- Born: Anoma Wijewardene
- Education: Central Saint Martins College, London
- Known for: Quest (2006) Deliverance (2012)
- Spouse(s): David Beatty, 3rd Earl Beatty ​ ​(m. 1984)​
- Father: Ray Wijewardene
- Website: www.anomawijewardene.com

= Anoma Wijewardene =

Sri Lankan painter

Anoma Wijewardene (අනෝමා විජයවර්ධන) is a Sri Lankan contemporary artist. Wijewardene's paintings and installations reflect themes of sustainability, diversity and peace. She has held exhibitions around the world, including Venice, London, Sydney, Dubai, New Delhi, Hong Kong, Maldives and Colombo.

== Early life ==
Wijewardene is the daughter of Sri Lankan agricultural engineer Ray Wijewardene, who represented Ceylon at the 1968 Summer Olympics in sailing. She has two younger sisters: Roshni and Mandy.

She spent most of her early life in Sri Lanka before attending school in India at age 16. Wijewardene then moved to England, where she graduated in art and design from Central Saint Martins College.

In 1984, Wijewardene married David Beatty, 3rd Earl Beatty.

== Career ==

In 2016, Wijewardene represented Sri Lanka in the exhibition "One Belt, One Road", organised by the gallery Sotheby's Hong Kong. She showcased her work, "Kintsugi", at the European Cultural Centre at the Palazzo Bembo during the 58th Venice Biennale.

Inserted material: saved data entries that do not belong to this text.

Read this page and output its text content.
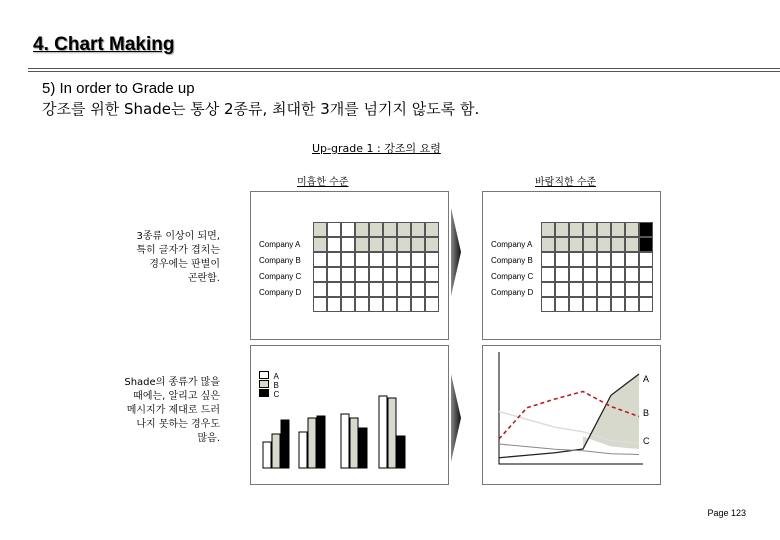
4. Chart Making
5) In order to Grade up
강조를 위한 Shade는 통상 2종류, 최대한 3개를 넘기지 않도록 함.
Up-grade 1 : 강조의 요령
미흡한 수준	바람직한 수준
3종류 이상이 되면,
특히 글자가 겹치는
경우에는 판별이
곤란함.
Shade의 종류가 많을
때에는, 알리고 싶은
메시지가 제대로 드러
나지 못하는 경우도
많음.
Company A
Company B
Company C
Company D
Company A
Company B
Company C
Company D
A
B
C
A
B
C
Page 123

In 2019, Wijewardene released the monograph ANOMA at Central Saint Martins, London, on International Women’s Day 2019. The book is a retrospective collection of her life and career in art over the years.

Wijewardene was among four South Asian representatives, including artists from India and Pakistan to participate in an exhibition entitled "In the Fore" in 2009, which was held at The Noble Sage in North London. She contributed eight works on the theme of power.

Wijewardene studied and worked in the UK for thirty years as a designer and artist.

She held solo and group exhibitions in Colombo, London, Kuala Lumpur, Sydney and Singapore. She created solo exhibitions in gallery stores including Wright and Teague in London, The One and Only in Maldives, Stellar Downer Gallery in Sydney, Gallery Taksu in Kuala Lumpur, Art Heritage in New Delhi, and Paradise Road Gallery and Barefoot Gallery in Sri Lanka.

She worked with Sri Lankan poet Ramya Jirasinghe on notable exhibitions such as Deliverance and EarthLines in 2012 and 2016 respectively. Her first major solo exhibition was Quest in 2006, which was a trilingual exhibition that featured a video installation and the use of digital technology as a medium. The primary source material for the exhibition were photographs that were taken in Jaffna, Colombo, along the A9 highway which connects the city of Kandy with Jaffna, and in tsunami-affected areas in the south of Sri Lanka.

Wijewardene worked as a designer for several years in the UK, and her designs were featured on the cover of Vogue. Her clients include Yves St Laurent, Pierre Cardin, Calvin Klein and Ralph Lauren.